We asked the people we interviewed what messages they would like to convey to health professionals who look after people with asthma.
Developing good relationships with your GP, asthma nurse or consultant was seen as helpful in enabling people to manage their asthma successfully, and to get help when needed. In order for this to happen, one of the most common messages was that health professionals should really listen to patients, give them plenty of information and time to ask questions, and treat each person as an individual, especially since asthma can vary so much from person to person.
Jenny emphasises the importance of being treated as an individual because all asthmatics are different.
Melissa says if the doctor gives you time and reassurance it’s more likely that you will feel able to ask for help and information if you need it. People may need to ask the same question several times to feel sure.
Jane thinks it’s important that doctors listen and understand how asthma is affecting your life talk to us about how it’s affecting us in the round.
Belinda says it is important to feel that your doctor or asthma nurse is working with you rather than telling you what to do: “It’s not you and them, we are together as a team.”
For Jan, the most important thing is to feel that you are being heard and taken seriously: “Our experience counts, to me it should be about partnership. I mean yes, we haven’t got the technical knowledge, but Ive got 43 years’ experience of living with asthma.”
Jane recommended that doctors think about how asthma is affecting people “in the round, not just how it’s affecting our breathing”, and others agreed that seeing the whole person was helpful.
Faisil would like doctors to be mindful of the impact that having asthma could have on people’s wider life and wonders if they are sometimes too focused on prescribing inhalers and medication, and not on providing wider support and information.
Andreane suggested more attention to the whole person might actually give the doctor useful clinical information about possible triggers or lifestyle factors affecting the person’s asthma.
Andreane feels it’s important for doctors to get a full picture of a person’s life take the time to listen and give them the time to open up, and establish a rapport, it helps.
Peter has been doing volunteer work for Asthma UK so has had the opportunity to talk to quite a lot of people with asthma. He says there seems to be a wide variation both in the way that health professionals think about asthma and in the way that they deal with patients.

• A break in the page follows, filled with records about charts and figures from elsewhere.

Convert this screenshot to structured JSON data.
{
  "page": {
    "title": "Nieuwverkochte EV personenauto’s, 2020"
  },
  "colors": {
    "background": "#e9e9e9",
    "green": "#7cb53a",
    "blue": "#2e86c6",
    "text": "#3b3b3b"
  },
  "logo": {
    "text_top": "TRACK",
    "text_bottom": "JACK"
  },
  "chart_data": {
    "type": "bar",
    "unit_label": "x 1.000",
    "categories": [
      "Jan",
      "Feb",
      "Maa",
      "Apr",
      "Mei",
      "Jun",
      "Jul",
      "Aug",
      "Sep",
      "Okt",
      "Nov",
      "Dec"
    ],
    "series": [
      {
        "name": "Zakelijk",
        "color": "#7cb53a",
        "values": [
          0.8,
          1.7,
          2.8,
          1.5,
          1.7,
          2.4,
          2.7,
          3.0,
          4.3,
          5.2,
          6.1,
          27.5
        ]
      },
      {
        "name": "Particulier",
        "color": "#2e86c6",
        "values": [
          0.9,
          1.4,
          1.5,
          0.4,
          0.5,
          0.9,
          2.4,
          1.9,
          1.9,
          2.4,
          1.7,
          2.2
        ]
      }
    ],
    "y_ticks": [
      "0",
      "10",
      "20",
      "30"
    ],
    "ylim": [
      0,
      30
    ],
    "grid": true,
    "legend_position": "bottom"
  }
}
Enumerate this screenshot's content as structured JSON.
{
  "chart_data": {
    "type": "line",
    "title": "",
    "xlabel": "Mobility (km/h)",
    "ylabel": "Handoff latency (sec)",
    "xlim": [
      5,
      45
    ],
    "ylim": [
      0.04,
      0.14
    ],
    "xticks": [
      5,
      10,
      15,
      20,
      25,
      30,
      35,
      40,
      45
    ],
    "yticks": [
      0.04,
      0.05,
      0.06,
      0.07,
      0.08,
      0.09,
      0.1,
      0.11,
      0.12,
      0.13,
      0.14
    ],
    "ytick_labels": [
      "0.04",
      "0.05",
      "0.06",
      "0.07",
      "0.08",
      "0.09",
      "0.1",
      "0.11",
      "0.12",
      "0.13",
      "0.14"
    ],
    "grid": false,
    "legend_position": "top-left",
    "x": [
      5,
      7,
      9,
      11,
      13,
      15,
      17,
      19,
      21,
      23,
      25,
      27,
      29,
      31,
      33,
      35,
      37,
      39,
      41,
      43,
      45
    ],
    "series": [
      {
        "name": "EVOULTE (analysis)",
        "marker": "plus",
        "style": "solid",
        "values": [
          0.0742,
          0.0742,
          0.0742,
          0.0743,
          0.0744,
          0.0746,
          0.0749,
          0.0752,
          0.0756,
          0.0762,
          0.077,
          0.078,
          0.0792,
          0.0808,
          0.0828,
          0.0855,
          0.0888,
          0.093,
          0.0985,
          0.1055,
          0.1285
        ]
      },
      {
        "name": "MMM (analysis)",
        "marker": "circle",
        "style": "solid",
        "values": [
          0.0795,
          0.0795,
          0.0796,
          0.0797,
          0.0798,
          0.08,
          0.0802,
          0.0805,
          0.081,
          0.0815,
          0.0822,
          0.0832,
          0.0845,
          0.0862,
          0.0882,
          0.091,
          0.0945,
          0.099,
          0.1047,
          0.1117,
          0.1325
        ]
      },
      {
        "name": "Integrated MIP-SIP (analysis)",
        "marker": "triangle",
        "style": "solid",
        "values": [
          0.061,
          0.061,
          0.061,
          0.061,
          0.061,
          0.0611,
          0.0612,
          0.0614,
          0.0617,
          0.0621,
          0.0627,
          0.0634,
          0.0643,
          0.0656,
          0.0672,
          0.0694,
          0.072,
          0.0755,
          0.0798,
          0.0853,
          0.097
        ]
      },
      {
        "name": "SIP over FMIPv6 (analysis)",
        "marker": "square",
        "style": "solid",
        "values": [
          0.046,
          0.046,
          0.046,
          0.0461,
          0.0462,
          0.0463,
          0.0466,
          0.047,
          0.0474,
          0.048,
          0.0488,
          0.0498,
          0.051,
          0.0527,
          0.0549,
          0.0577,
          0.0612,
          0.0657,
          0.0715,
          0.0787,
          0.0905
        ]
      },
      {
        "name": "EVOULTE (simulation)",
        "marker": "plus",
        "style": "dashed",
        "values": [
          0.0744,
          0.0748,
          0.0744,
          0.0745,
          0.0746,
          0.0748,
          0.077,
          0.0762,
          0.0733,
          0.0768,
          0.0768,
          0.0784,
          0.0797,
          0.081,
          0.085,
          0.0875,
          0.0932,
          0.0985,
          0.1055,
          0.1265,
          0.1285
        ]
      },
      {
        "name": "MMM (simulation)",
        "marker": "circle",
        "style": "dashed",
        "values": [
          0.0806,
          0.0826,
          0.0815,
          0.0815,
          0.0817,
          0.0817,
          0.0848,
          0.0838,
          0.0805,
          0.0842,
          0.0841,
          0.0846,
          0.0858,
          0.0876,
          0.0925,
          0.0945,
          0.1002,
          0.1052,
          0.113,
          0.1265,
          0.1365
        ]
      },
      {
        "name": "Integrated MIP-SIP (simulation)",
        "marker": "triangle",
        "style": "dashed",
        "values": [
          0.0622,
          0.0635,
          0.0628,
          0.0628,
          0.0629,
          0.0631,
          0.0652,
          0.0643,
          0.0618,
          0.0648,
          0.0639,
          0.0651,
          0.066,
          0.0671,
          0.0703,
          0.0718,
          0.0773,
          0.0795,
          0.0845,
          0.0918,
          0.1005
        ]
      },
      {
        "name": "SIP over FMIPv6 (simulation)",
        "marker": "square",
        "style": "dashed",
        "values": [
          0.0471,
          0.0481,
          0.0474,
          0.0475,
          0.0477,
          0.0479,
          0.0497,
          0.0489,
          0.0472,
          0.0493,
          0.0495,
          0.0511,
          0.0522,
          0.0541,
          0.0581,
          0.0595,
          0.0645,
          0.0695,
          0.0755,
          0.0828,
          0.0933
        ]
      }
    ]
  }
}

Peter says it’s important for health professionals to have a good understanding of asthma, and to take it seriously.
Julie feels that if a parent goes to see the doctor with a wheezy child they should be listened to and taken seriously because asthma can be life-threatening if not recognised and treated. “Be aware that asthma kills, to put it very succinctly. Not fob it off.”
People thought a balance needs to be struck since for most people asthma can be well-controlled and will not be life-threatening.
Stephen remembered when he was newly diagnosed as a young adult and his GP gave lots of reassurance that “this is no big deal. We can cope with it. There might not be a cure but there’s plenty of other ways of dealing with it very positively.” Saying “we can cope” rather than “you can cope” is perhaps a good example of working together, as a team.
People who had been diagnosed as children or in their teens also had important messages for health professionals. Nicola’s key message was to make sure that young people know where to go for help, information and support, even if the GP doesn’t have much time.
Tomas emphasised how important it was for doctors and nurses working with young people to explain things in ways that could be easily understood, to “talk on the same level.” He thought bringing home to young people the reality of the condition might encourage them to take their medication regularly: “showing them how bad it can be, but not so scary that they’re going to be really worried about it.” David and Stephen, however, preferred a more reassuring approach.
David says younger people may have lots of questions about asthma and need to be given lots of reassurance and information.
Margaret was concerned that sometimes health professionals rely too heavily on standard measurements such as the peak flow reading that is used to assess people’s lung function, because they don’t always take individual variations into account. She feels it’s important that people should also be encouraged to be aware of their own capabilities and limitations and to know their own body. Her message to health professionals was “You do the theory and I do the practical and we have lessons to be shared and learnt from each other”.
Alice also felt it was very important for health professionals to encourage people to get to know and understand their own asthma patterns, and to give them the right tools to help them self-manage their condition.